Most notably regarding the FOMC minutes is the fact that it appears that more central bankers would now consider removal of stimulus measures. One must keep in mind that this meeting was held prior to last week’s non-farm payrolls report, however, it does appear that the Fed is signaling the very beginning of an exit strategy or at the very least laying the groundwork.
This sent the U.S. Dollar Index higher while pressuring the precious metals. Recent dollar strength appears to be playing a major role in keeping gold and silver on the defensive. It would seem that the metals will have a difficult time staging any meaningful rally in the face of such dollar strength.
Also weighing on metals is the fact that the stock market just continues to climb higher into record territory. All the money sitting on the sidelines we have heard so much about over the last few years appears to be finding its way into the market.
Silver has fallen victim to this stock strength as investors pull funds from perceived safe-haven assets such as precious metals and put those funds to work in stocks and risk assets. Right now, there is just no real sign of this letting up either.

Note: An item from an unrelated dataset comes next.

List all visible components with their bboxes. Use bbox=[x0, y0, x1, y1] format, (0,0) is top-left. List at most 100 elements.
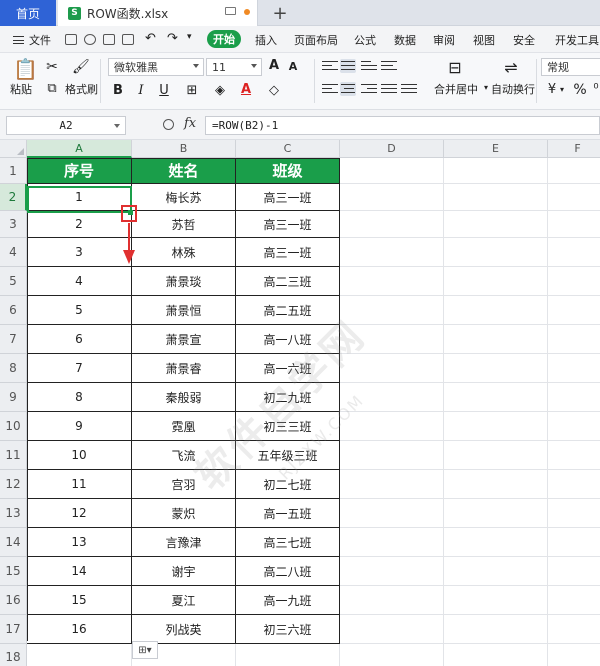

This could keep silver under pressure for the foreseeable future.
In addition, more large banks are calling for lower precious metals prices and this is also likely to keep buyers on the defensive. The fact is that silver prices are on the brink of trending lower on the longer term time frames. Should silver turn down on the monthly charts,there will likely be considerable more downside to go.
While speculators may look at this as an opportunity to get short the market, long term investors may view at is an opportunity to add to physical holdings at lower price points. Regardless of all the current bearish talk surrounding metals, many bullish factors are still intact.
Worldwide debt issues, money printing, and geopolitical risks remain. Inflation may accelerate at some point in the future. The point is, there is just as much reason now to buy physical bullion as ever.